Title: Prosodically Conditioned Morphological Change: Preservation vs Loss in Early English Prefixes
Author: Benjamin J. Molineaux
Institution: University of Oxford
Linguistic Field: Morphology
Subject Language: English, Old
English, Middle
Abstract: This article explores the motivations behind the loss of a number of Germanic prefixes in the history of English. Using Old and Middle English translations of Boethius’ de Consolatione Philosophiae as a corpus, it is shown that prefix loss is not specific to a single word category, nor to the presence of morphosyntactic characteristics such as prefix separability. This state of affairs cannot be explained by current theories of prefix loss, which are generally restricted to inseparable verbal prefixes.
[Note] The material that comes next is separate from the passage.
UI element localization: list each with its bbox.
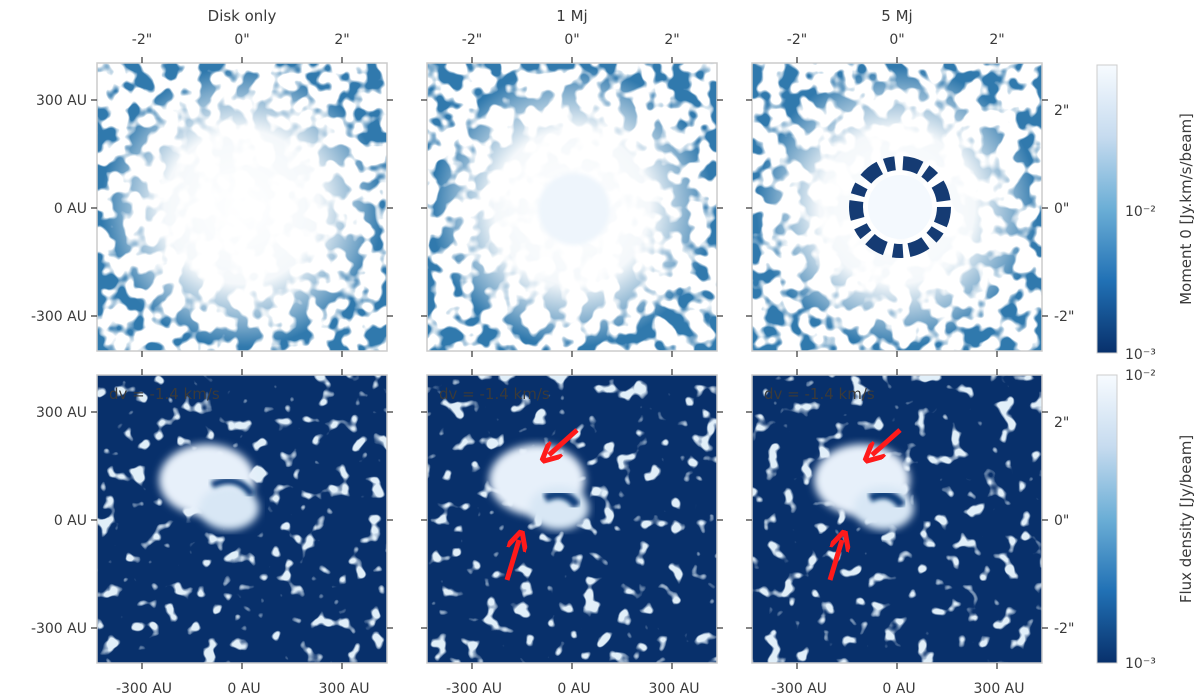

The fact that some prefixes are lost and some are preserved, also argues against an across-the-board grammaticalisation account, based mostly on semantic factors. It is held here that a closer look at the prosodic structure of native prefixes can provide a principled explanation for the entirety of our data. To this effect, the optimisation of a resolved moraic trochee (Dresher & Lahiri, 1991) amid significant restructuring of the language's lexicon had crucial impact on the fate of prefixed words. In particular, Early Middle English would have come to prefer maximal, branching feet, and avoid words with prefixes constituting heavy, non-branching feet. Ultimately, the preservation of prosodic structure led to the loss of heavy monosyllabic prefixes due to stress clash between prefix and root. Light monosyllabic and bisyllabic prefixes, in contrast, were preserved, since no clash occurred. This argument explains the changes in prefixation from a purely prosodic standpoint, hence accounting for the data for both verbal and nominal prefixes, which were heretofore dealt with separately.